NON AU PASSAGE EN FORCE !

jeudi 13 février 2020
par  PCF Drôme

Que n’a-t-on pas encore dit sur la réforme Macron des retraites ? Tout ou presque, battu dans le débat, Macron et Philippe n’ont d’issue que le passage en force.
Le prétexte de l’universalité de retraites ne leurre plus personne, c’est un boulevard qui s’ouvre aux assurances.

Depuis Balladur en 1993, toutes les réformes devaient assurer la pérennité du régime de retraite par répartition, toutes se justifiaient par l’échec de la précédente. De qui se moque-t-on ? Celle de Macron joue la même partition mais avec une tonalité plus douloureuse, pas seulement pour nos tympans.

Tout est fait pour que notre protection sociale et solidaire, juste et progressiste bien que malmenée, devienne un système de minimas sociaux. Et selon que vous serez riche et bien portant, vous pourrez vous offrir des dispositifs complémentaires et onéreux proposés par les banques, les assurances et autres prestataires financiers qui spéculeront sur nos vies.

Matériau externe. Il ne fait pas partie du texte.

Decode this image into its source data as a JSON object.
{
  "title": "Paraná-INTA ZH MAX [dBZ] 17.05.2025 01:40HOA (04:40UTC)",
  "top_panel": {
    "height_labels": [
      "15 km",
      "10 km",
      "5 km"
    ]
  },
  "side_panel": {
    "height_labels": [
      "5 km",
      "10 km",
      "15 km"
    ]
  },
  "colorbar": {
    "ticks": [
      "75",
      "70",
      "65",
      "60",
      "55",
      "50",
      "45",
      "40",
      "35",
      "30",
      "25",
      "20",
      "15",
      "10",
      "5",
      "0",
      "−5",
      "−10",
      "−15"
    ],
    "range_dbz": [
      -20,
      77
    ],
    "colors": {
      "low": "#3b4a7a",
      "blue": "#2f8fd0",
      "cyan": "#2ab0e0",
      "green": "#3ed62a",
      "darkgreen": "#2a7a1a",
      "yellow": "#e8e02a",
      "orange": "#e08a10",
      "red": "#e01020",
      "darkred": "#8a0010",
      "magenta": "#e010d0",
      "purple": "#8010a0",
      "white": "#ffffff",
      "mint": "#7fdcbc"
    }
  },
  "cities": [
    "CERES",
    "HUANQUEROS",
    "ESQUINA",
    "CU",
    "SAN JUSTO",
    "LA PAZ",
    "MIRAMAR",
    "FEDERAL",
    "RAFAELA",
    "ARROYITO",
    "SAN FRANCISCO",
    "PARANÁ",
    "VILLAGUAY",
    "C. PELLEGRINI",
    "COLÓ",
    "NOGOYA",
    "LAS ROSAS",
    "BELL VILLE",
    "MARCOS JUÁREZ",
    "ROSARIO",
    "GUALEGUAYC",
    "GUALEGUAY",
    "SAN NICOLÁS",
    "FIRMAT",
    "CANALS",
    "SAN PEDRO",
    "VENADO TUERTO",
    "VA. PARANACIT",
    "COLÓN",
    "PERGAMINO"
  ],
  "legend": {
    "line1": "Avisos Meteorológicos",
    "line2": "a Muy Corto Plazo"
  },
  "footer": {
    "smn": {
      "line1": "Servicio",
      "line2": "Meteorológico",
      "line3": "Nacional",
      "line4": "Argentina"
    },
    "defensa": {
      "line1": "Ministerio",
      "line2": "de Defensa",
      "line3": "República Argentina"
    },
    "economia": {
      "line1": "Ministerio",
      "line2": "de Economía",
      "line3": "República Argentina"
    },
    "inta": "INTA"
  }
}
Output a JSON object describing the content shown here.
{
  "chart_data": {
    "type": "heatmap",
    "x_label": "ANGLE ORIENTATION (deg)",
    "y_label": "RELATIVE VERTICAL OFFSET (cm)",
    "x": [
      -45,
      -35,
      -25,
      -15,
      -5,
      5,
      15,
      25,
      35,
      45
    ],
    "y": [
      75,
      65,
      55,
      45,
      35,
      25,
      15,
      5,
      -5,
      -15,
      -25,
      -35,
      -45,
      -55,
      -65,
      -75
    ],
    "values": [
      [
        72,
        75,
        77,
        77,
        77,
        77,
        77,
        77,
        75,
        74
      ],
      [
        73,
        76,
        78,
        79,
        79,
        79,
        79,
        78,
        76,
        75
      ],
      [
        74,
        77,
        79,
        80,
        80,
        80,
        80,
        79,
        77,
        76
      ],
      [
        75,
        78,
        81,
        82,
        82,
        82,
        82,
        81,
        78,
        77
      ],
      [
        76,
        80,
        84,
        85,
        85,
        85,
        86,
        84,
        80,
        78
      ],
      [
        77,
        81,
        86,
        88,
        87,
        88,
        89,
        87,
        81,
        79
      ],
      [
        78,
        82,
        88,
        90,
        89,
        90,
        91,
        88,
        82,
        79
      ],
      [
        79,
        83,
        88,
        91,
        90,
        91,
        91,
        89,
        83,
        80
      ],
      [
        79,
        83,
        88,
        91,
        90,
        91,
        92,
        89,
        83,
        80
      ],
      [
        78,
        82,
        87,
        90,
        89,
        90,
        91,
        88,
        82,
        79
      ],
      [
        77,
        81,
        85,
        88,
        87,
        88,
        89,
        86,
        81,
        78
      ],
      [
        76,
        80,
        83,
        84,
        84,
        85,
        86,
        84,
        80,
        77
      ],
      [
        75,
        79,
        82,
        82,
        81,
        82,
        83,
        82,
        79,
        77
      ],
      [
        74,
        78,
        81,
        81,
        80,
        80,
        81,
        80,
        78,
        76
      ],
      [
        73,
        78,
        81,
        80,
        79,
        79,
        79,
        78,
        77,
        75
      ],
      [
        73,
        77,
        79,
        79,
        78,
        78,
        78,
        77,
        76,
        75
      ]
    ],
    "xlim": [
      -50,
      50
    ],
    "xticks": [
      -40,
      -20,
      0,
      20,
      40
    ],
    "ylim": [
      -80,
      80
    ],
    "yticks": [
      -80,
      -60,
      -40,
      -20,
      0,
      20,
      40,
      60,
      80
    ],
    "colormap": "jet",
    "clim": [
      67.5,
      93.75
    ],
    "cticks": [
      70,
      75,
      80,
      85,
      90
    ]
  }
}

De toute évidence, il faudrait consacrer une part de plus en plus élevée de notre PIB à la protection sociale, assurance maladie, hôpitaux et retraites. Investir dans l’Humain et le social n’a jamais été à fonds perdu, c’est même le principal moteur de la croissance. Donc imposons au système capitaliste de participer plus, en cotisant mieux, en rémunérant davantage, en réduisant le temps de travail, en embauchant, notamment des jeunes et des femmes, pour répondre aux besoins sociaux.

Socialement injuste et douloureuse pour toutes les générations, la réforme Macron pourrait casser la dynamique économique, plongeant notre pays dans une crise de débouchés, une décroissance longue, ce qui n’est pas pour déplaire à d’autres réactionnaires. Voilà pour la stratégie Macron.
La tactique du gouvernement de Philippe consiste à saucissonner le débat dans l’intention de nous égarer : le fond politique et les principes fondamentaux de la réforme sont actuellement en débat au parlement, un second volet va s’ouvrir sur la pénibilité et les départs anticipés ces jours-ci, et enfin le financement sera abordé dans les mois qui viennent.

Toutes ces réformes délitent notre protection sociale, nous devons les combattre. Pas seuls bien sûr ! La bataille idéologique est en passe d’être gagnée, nous sommes 70% de la population à être conscients de la nocivité de la réforme Macron. À une ou deux exceptions près, toutes les organisations syndicales sont vent debout. Parmi les partis de gauche, le PCF porte une vision anticapitaliste pour une réforme progressiste de la protection sociale et solidaire, dont les retraites.